B.J. was born in the mid-1970s in New York.  She is descended from:

(1) Robert Aldridge [1819-1899, Duplin/Wayne County] via Amelia Aldridge [1855-1895, Wayne County]

(2) Mary Eliza Balkcum [1829-1924, Duplin/Wayne County]

(3) Hannah Brewington [1775-1850, Sampson County] via Raiford Brewington [1812-1896, Sampson/Wayne County] via Joshua Brewington [1847-??, Sampson/Wayne County]

(4) Abraham Hardin [??-??, Sampson County] via Sion Hardin [??-??, Sampson County] via Zilpha Hardin [1794-1860, Sampson County]

(5) Ephraim Manuel [1730-??, Sampson County] via Nicholas Manuel [1752-1835, Sampson County] via Shadrach Manuel [1775-1870, Sampson County] via Bathsheba Manuel [1818-??, Sampson/Wayne County]

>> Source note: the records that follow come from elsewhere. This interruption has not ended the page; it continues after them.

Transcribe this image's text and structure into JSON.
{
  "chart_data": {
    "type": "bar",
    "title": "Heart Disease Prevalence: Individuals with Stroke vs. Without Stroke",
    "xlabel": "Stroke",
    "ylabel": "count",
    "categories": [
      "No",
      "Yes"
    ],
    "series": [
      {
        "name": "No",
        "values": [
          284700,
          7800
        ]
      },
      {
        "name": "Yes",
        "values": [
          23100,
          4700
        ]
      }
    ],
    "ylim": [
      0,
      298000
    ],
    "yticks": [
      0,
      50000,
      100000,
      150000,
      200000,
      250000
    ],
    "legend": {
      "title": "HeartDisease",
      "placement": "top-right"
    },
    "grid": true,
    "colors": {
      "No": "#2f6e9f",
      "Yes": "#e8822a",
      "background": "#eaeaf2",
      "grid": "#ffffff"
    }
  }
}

Children born to free mulatress.

These are names of slaves born to free mulatress ages of the children of Eliza Hall

William Henry Hall was born Feb the 11th 1844

Patrick Hall was born October the 6th 1845

Margaret Ann Hall was born Feb the 12th 1847

Louiser Hall was born April the 9th 1849

Balam Hall was born Feb 7th 1851

These entries (the first sentence in a different hand) were inscribed in the Bible of Lewis Ellis (1794-1854) of Wilson County.  Ellis’ good friend, James Bullock Woodard (1793-1863), was the father of Eliza Hall’s five children.  (Who were, of course, as free as their mother.)  The 1850 census of Edgecombe County lists Eliza Hall, age 26, with her children Wm. (6), Patrick (4), Martha [sic] (3), and “girl” (1).  In 1860, they are in Saratoga district, Wilson County.  The Bible remains in the Ellis family.  

Rachel’s remand.

State v. Rachel Freeman, 49 NC 5 (1856).

Rachel Freeman, a free colored woman and an indentured servant to Abraham Whitfield, was indicted for burning his dwelling-house in Cumberland County.  There was no direct evidence, but the lower court admitted circumstantial evidence, including the fact that Rachel had been a servant during two earlier arson attempts.  The Supreme Court noted that this evidence no more fingered Rachel than another servant and held that she was entitled to a trial with a new jury as she had been convicted on the basis of irrelevant testimony and circumstantial evidence.

Rachel Freeman appears in neither the 1850 nor 1860 censuses of North Carolina.